To explore his hypothesis, Disney devised a system for rapidly testing a large library of existing drugs against a wide variety of RNA molecules. He calls his testing system AbsorbArray.

"Basically, we figured out a way in which we could test millions of combinations of small molecule medicines and RNA folds that bind to each other," Disney says.

With AbsorbArray, the researchers identified the three drugs that bound to one type of microRNA and found they were microRNAs involved in every cancer. The drugs, called kinase- and topoisomerase-inhibitors, interfere with expression of a microRNA called miR-21. In further testing, it became clear that interfering with that microRNA prevented cancer cells from invading tissue.

"This data supports the hypothesis that very average-looking small molecule drugs can target RNA," Disney says.

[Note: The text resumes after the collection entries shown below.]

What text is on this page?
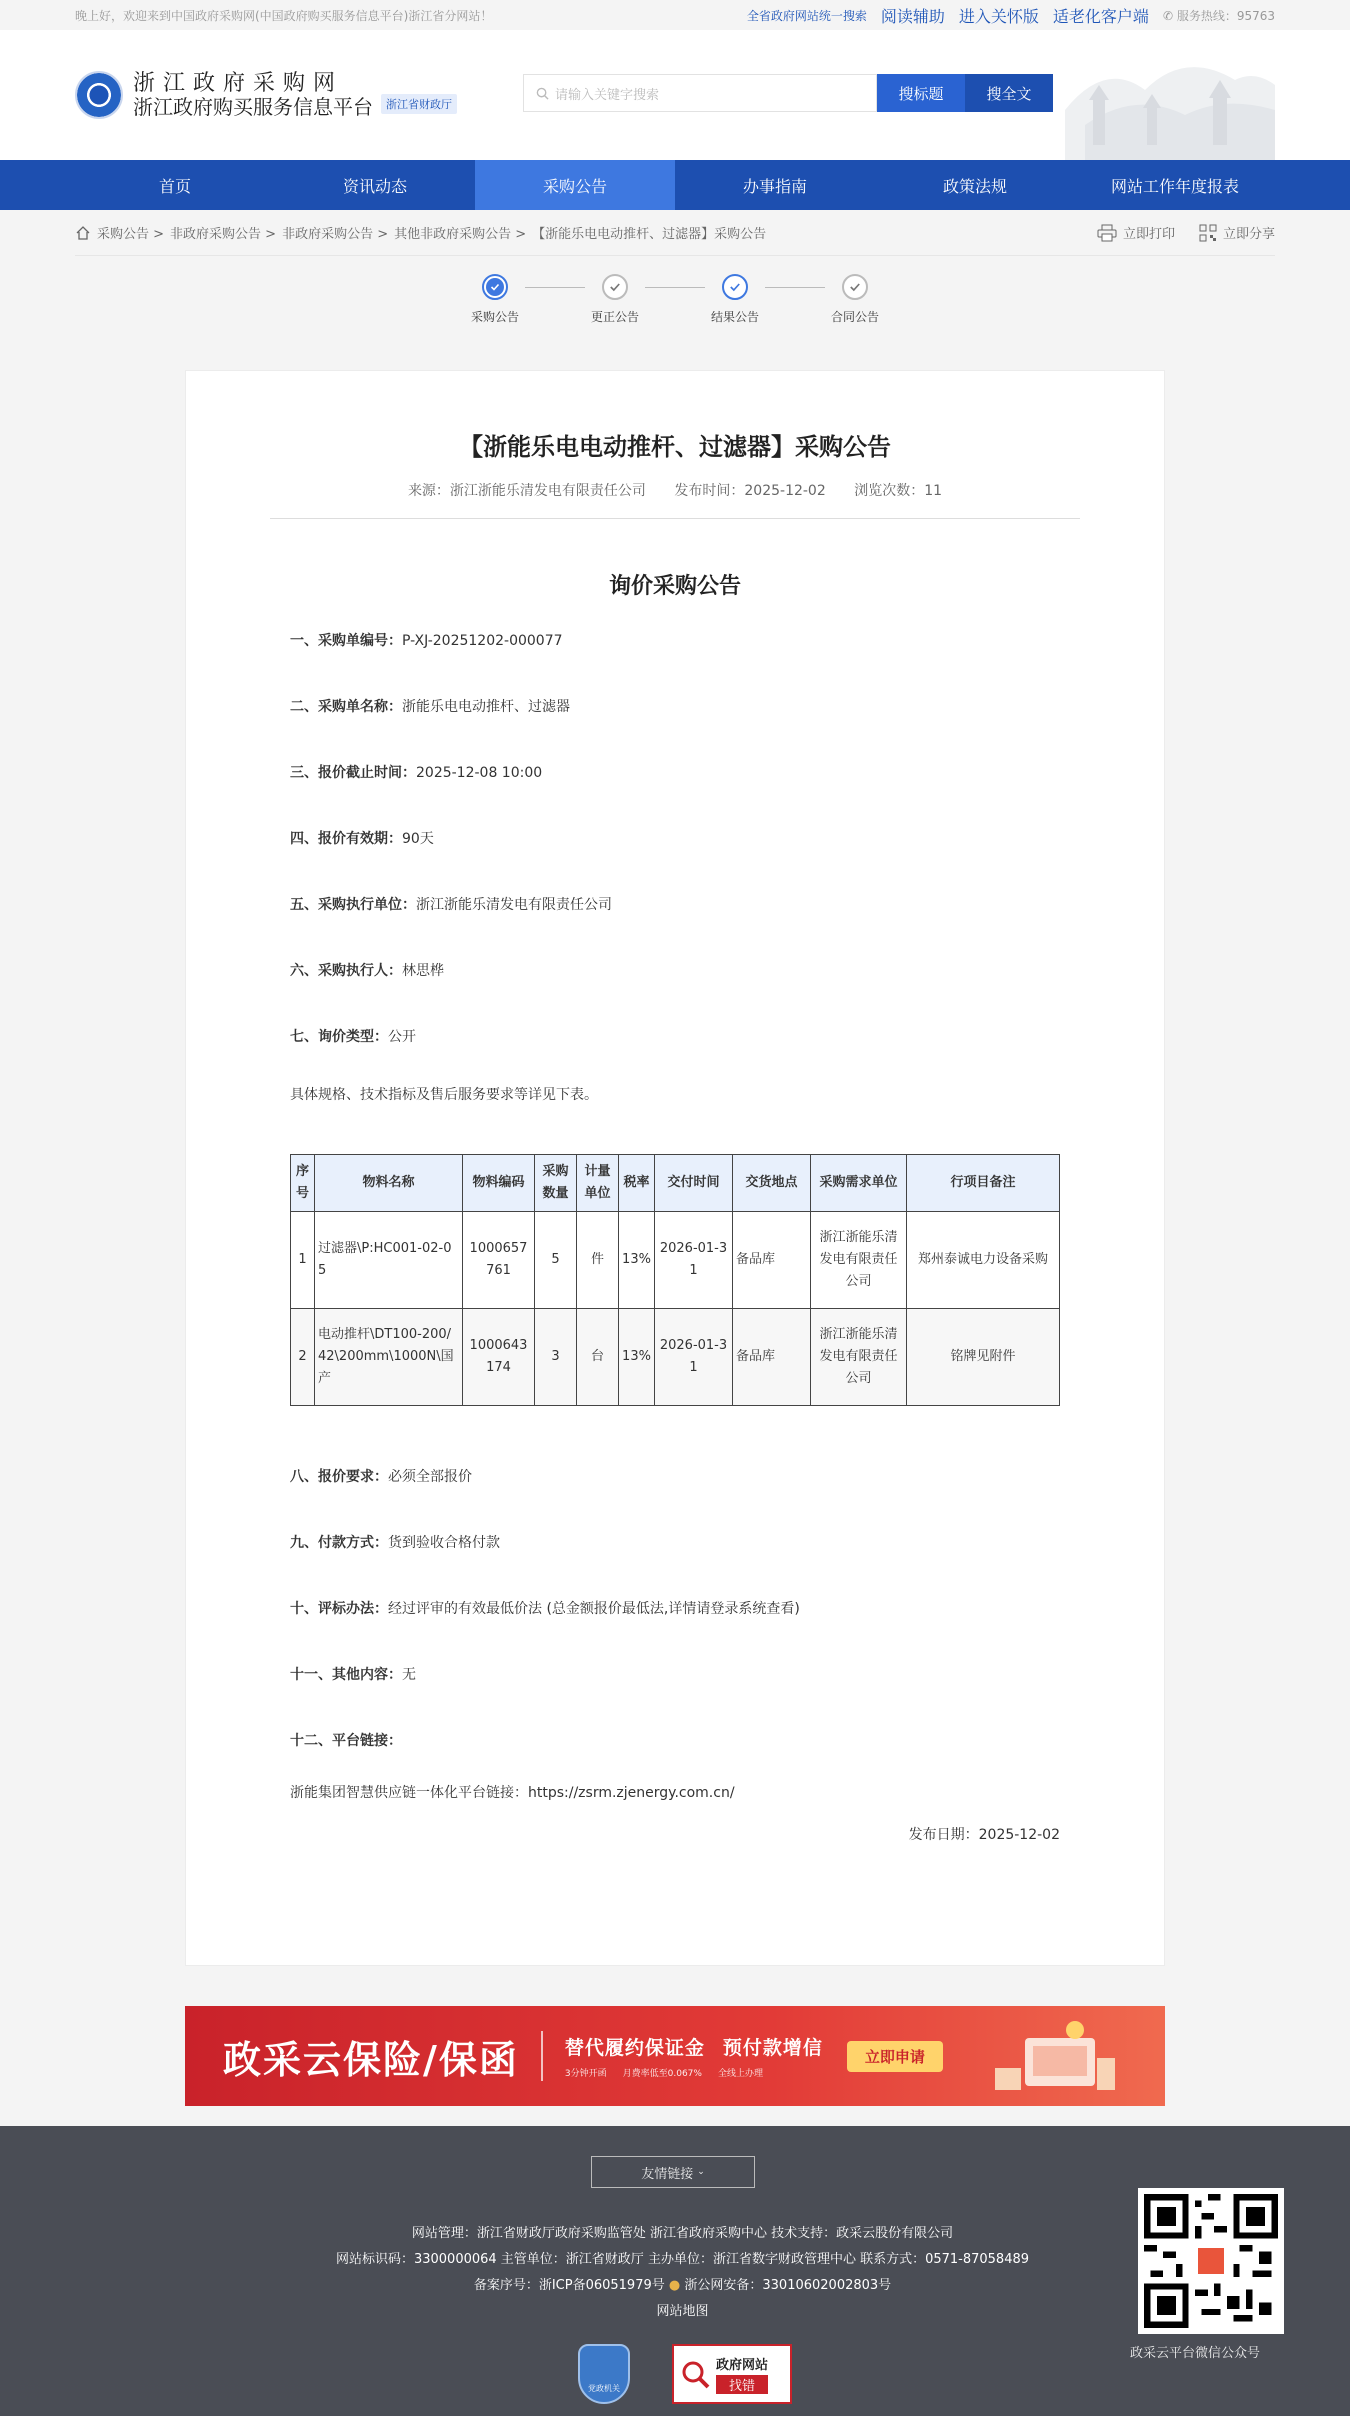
晚上好，欢迎来到中国政府采购网(中国政府购买服务信息平台)浙江省分网站！	全省政府网站统一搜索 阅读辅助 进入关怀版 适老化客户端 ✆ 服务热线：95763
浙江政府采购网
浙江政府购买服务信息平台	浙江省财政厅
请输入关键字搜索	搜标题	搜全文
首页	资讯动态	采购公告	办事指南	政策法规	网站工作年度报表
采购公告 > 非政府采购公告 > 非政府采购公告 > 其他非政府采购公告 > 【浙能乐电电动推杆、过滤器】采购公告	立即打印	立即分享
采购公告	更正公告	结果公告	合同公告
【浙能乐电电动推杆、过滤器】采购公告
来源：浙江浙能乐清发电有限责任公司 发布时间：2025-12-02 浏览次数：11
询价采购公告
一、采购单编号：P-XJ-20251202-000077
二、采购单名称：浙能乐电电动推杆、过滤器
三、报价截止时间：2025-12-08 10:00
四、报价有效期：90天
五、采购执行单位：浙江浙能乐清发电有限责任公司
六、采购执行人：林思桦
七、询价类型：公开
具体规格、技术指标及售后服务要求等详见下表。
序号	物料名称	物料编码	采购数量	计量单位	税率	交付时间	交货地点	采购需求单位	行项目备注
1	过滤器\P:HC001-02-05	1000657761	5	件	13%	2026-01-31	备品库	浙江浙能乐清发电有限责任公司	郑州泰诚电力设备采购
2	电动推杆\DT100-200/42\200mm\1000N\国产	1000643174	3	台	13%	2026-01-31	备品库	浙江浙能乐清发电有限责任公司	铭牌见附件
八、报价要求：必须全部报价
九、付款方式：货到验收合格付款
十、评标办法：经过评审的有效最低价法 (总金额报价最低法,详情请登录系统查看)
十一、其他内容：无
十二、平台链接：
浙能集团智慧供应链一体化平台链接：https://zsrm.zjenergy.com.cn/
发布日期：2025-12-02
政采云保险/保函 替代履约保证金 预付款增信
3分钟开函 月费率低至0.067% 全线上办理
立即申请
友情链接 ⌄
网站管理：浙江省财政厅政府采购监管处 浙江省政府采购中心 技术支持：政采云股份有限公司
网站标识码：3300000064 主管单位：浙江省财政厅 主办单位：浙江省数字财政管理中心 联系方式：0571-87058489
备案序号：浙ICP备06051979号 ● 浙公网安备：33010602002803号
网站地图
党政机关
政府网站
找错
政采云平台微信公众号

Conducting the experiment required using a library of known small molecule drugs, and testing them against another library, of pre-messenger RNA, a process Disney called two-dimensional combinatorial screening. He was assisted in that effort by Arnab K. Chatterjee, PhD, at the California Institute for Biomedical Research (Calibr), a division of Scripps Research, which supplied the RNA splicing modulator library for the experiments.

"What is particularly interesting to me as a chemist is how existing compounds that have been tested in the clinic and optimized on one protein target may have additional novel activities in targeting RNA as well," Chatterjee says.

Looking forward, the next question is whether the selectivity and drug-like properties of these anti-cancer compounds will extend to diseases other than cancers, Chatterjee says.

In recent years, the Disney lab has found RNA-binding molecules applicable to many diseases, including ALS, myotonic dystrophy type 2, triple-negative breast cancer, inflammation, cystic fibrosis, Alport syndrome and more. The AbsorbArray findings underscore the likely value of continuing to move these disease-relevant RNA-binding compounds toward a clinical setting, Disney said.

"Drugs that patients take every day apparently target RNA, which is only recently being thought of as a target for small molecule medicines," Disney says. "As new RNAs are found to cause disease, routine medicines may be identified to target them. This would change the perception of RNAs as an afterthought in drug discovery and bring them to the forefront."